Full Report
It’s unclear what is causing a “near-total” internet blackout in Iran.
Analysis Summary
# Incident Report: Near-Total National Internet Blackout in Iran
## Executive Summary
On Wednesday, June 18, 2025, Iran experienced a near-total national internet blackout, with connectivity dropping by approximately 97%. This event occurred amidst escalating military conflict between Iran and Israel, following reports of significant cyberattacks against Iranian financial entities. The cause of the severe internet degradation remains officially unclear, though it coincided with Iranian officials reportedly restricting internet access.
## Incident Details
- **Discovery Date:** June 18, 2025 (Wednesday)
- **Incident Date:** Commencing sometime before June 18, 2025, rapidly escalating on that day.
- **Affected Organization:** National internet infrastructure of Iran.
- **Sector:** Telecommunications/Critical Infrastructure.
- **Geography:** Iran.
## Timeline of Events
### Initial Access
The article does not detail a specific initial access point for the *cause* of the national blackout, but notes preceding events:
- **Date/Time:** Preceding days/weeks (leading up to June 18, 2025).
- **Vector:** Alleged cyberattacks on local targets (bank, crypto exchange).
- **Details:** An alleged "massive cyber war" was claimed by Iranian news sources, following hacks against a major Iranian bank and the largest Iranian crypto exchange.
### Lateral Movement
Not applicable/Not detailed. The event describes a national infrastructure failure or intentional shutdown rather than internal network compromise.
### Data Exfiltration/Impact
- **Impact:** Near-total collapse of national internet connectivity, measured at ~97% below normal levels by Cloudflare data.
- **Scope:** National level.
### Detection & Response
- **Detection:** Detected by global web monitoring firms (NetBlocks, IODA) showing sudden collapse in connectivity. Cloudflare confirmed traffic drops.

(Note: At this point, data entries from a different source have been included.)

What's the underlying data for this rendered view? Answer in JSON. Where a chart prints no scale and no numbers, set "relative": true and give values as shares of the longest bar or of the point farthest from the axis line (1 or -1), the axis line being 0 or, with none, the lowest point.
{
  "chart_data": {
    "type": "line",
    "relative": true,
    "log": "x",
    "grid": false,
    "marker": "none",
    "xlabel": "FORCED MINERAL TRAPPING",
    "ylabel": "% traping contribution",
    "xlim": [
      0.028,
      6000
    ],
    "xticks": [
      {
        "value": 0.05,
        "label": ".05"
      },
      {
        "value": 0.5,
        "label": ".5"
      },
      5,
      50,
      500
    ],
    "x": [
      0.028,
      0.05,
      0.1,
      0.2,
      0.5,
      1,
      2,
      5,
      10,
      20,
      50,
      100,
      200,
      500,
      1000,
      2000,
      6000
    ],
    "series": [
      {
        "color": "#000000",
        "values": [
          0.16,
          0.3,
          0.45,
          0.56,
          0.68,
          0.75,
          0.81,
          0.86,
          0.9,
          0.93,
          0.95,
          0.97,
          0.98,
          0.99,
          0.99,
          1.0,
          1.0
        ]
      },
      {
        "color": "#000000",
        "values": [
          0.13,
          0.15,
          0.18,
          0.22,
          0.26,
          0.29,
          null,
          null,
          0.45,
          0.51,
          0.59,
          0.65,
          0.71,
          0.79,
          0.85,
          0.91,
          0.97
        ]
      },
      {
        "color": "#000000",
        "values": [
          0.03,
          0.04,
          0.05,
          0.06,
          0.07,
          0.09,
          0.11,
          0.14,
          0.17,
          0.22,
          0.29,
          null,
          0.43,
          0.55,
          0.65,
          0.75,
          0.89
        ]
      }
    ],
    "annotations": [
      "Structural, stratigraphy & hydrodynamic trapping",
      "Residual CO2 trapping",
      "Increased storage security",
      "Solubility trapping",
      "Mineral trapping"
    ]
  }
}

- **Response actions taken:** Iranian officials reportedly began restricting access to the country's internet following preceding cyber incidents.
## Attack Methodology
### Initial Access
Caused by service degradation or purposeful throttling/shutdown of national infrastructure—the specific method remains unclear.
### Persistence
Not applicable, as this appears to be an event impacting national gateways or core infrastructure rather than persistent malware presence on specific endpoints.
### Privilege Escalation
Not applicable.
### Defense Evasion
Not applicable.
### Credential Access
Not applicable to the core incident, though preceding cyberattacks against the bank and exchange likely involved credential access.
### Discovery
Not applicable.
### Lateral Movement
Not applicable.
### Collection
Not applicable to the core incident, though preceding cyber incidents involved data theft/destruction from financial entities.
### Exfiltration
Not applicable to the core incident.
### Impact
Widespread loss of national internet connectivity.
## Impact Assessment
- **Financial:** Not quantified, but likely significant due to national disruption and preceding high-value theft from financial entities.
- **Data Breach:** Specific data breach details related to the *blackout* are unknown. Preceding incidents involved theft/destruction from a bank and crypto exchange.
- **Operational:** Near-total disruption of national internet services.
- **Reputational:** High international scrutiny due to the timing amidst military conflict.
## Indicators of Compromise
*This incident appears infrastructural/state-level; specific IOCs for endpoints were not reported in the provided context.*
- **Network indicators (Defanged):** Massive reduction (approx. 97%) in national BGP/traffic volume originating from Iran, as measured by NetBlocks and Cloudflare Radar.
- **File indicators:** None reported directly related to the internet shutdown.
- **Behavioral indicators:** Sudden, synchronized collapse of connectivity across multiple international monitoring points.
## Response Actions
- **Containment measures:** Reports suggest Iranian officials began **restricting access** to the internet, which could be interpreted as an attempt at state-level control or containment of external threats.
- **Eradication steps:** Not reported.
- **Recovery actions:** Not reported at the time of the article.
## Lessons Learned
- National infrastructure is highly vulnerable to large-scale connectivity disruptions, whether through external attack or internal directive.
- Reliance on international monitoring firms (Cloudflare, NetBlocks) is crucial for independent verification of national infrastructure status during geopolitical crises.
- Preceding localized cyberattacks may serve as precursors or justification for wider infrastructure interference.
## Recommendations
- Implement robust, diversified national internet routing and failover capabilities to mitigate single points of failure.
- Develop contingency plans for communication outside of standard internet channels during periods of potential state-controlled throttling or external attack.
- Enhance monitoring and defense capabilities specifically targeting critical national infrastructure (CNI) components against sophisticated, state-sponsored cyber warfare tactics.